The authors remark that Post's system need have no connexion with reasoning - as a relation between propositions. If, however, one tries to defend such a connexion, one may say that Post's m-valued system is logical in a large sense. But then it constitutes no alternative to any two-valued system, like Frege's, since the interpretation of this system, as concerned with propositions, has to presuppose the Fregean (or Principia) system.
What seems especially worth considering in The Development of Logic comments, it is the following passage.
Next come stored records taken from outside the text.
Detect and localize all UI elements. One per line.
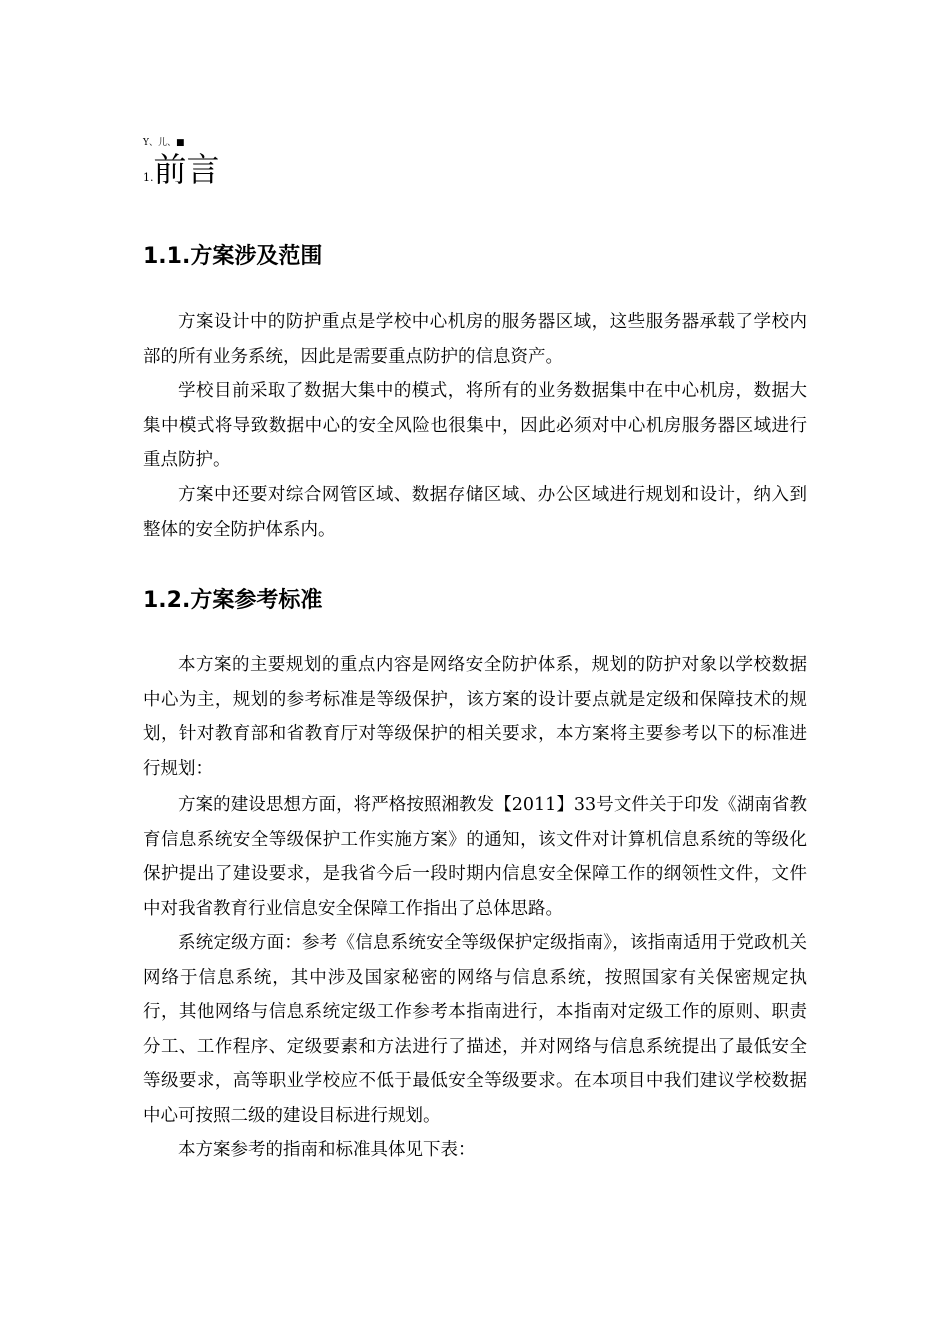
section-title: 方案参考标准 (190, 588, 323, 613)
paragraph: 系统定级方面：参考《信息系统安全等级保护定级指南》，该指南适用于党政机关网络于信息系统，其中涉及国家秘密的网络与信息系统，按照国家有关保密规定执行，其他网络与信息系统定级工作参考本指南进行，本指南对定级工作的原则、职责分工、工作程序、定级要素和方法进行了描述，并对网络与信息系统提出了最低安全等级要求，高等职业学校应不低于最低安全等级要求。在本项目中我们建议学校数据中心可按照二级的建设目标进行规划。 (143, 933, 807, 1126)
header-marker: Y、儿、■ (143, 138, 185, 148)
paragraph: 方案设计中的防护重点是学校中心机房的服务器区域，这些服务器承载了学校内部的所有业务系统，因此是需要重点防护的信息资产。 (143, 312, 807, 367)
paragraph: 本方案参考的指南和标准具体见下表： (178, 1140, 476, 1160)
chapter-heading (143, 150, 220, 194)
paragraph: 方案中还要对综合网管区域、数据存储区域、办公区域进行规划和设计，纳入到整体的安全防护体系内。 (143, 485, 807, 540)
paragraph: 本方案的主要规划的重点内容是网络安全防护体系，规划的防护对象以学校数据中心为主，规划的参考标准是等级保护，该方案的设计要点就是定级和保障技术的规划，针对教育部和省教育厅对等级保护的相关要求，本方案将主要参考以下的标准进行规划： (143, 655, 807, 779)
chapter-title: 前言 (153, 150, 220, 189)
paragraph: 方案的建设思想方面，将严格按照湘教发【2011】33号文件关于印发《湖南省教育信息系统安全等级保护工作实施方案》的通知，该文件对计算机信息系统的等级化保护提出了建设要求，是我省今后一段时期内信息安全保障工作的纲领性文件，文件中对我省教育行业信息安全保障工作指出了总体思路。 (143, 795, 807, 919)
section-number: 1.2. (143, 588, 191, 613)
section-heading-1-1 (143, 242, 322, 272)
chapter-number: 1. (143, 171, 154, 184)
paragraph: 学校目前采取了数据大集中的模式，将所有的业务数据集中在中心机房，数据大集中模式将导致数据中心的安全风险也很集中，因此必须对中心机房服务器区域进行重点防护。 (143, 381, 807, 471)
section-number: 1.1. (143, 244, 191, 269)
section-title: 方案涉及范围 (190, 244, 323, 269)
section-heading-1-2 (143, 586, 322, 616)
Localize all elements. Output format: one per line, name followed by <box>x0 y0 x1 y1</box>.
"Post himself suggests at the end of his article [`A General Theory of Elementary Propositions', Amer.J.of Math. 43, 1921, 163-85] that the entire argument might be translated into the language of some many-valued system, and that if this were done the many valued system would then seem fundamental while the common two-valued system took on the appearance of an artefact. But he has not explained how his argument could be translated into the language of a many-valued system, and it seems difficult, if not impossible, to attach any meaning to the suggestion."Now, Post experts can be addressed by a naive reader with the question, whether in the years which passed after The Development of Logic (1962) was there an attempt at answering those doubts. May there be in Post's text referred to a real insight regarding the nature of logic, even if too roughly or inadequately expressed? Should we seriously consider the claim that his many-valued system is more fundamental than classical logic, and thus offers - so to speak - a better alternative? Though the history did not confirm that claim, this Centenary is an opportunity and encouragement to re-examine historical verdicts in a thought-experiment way.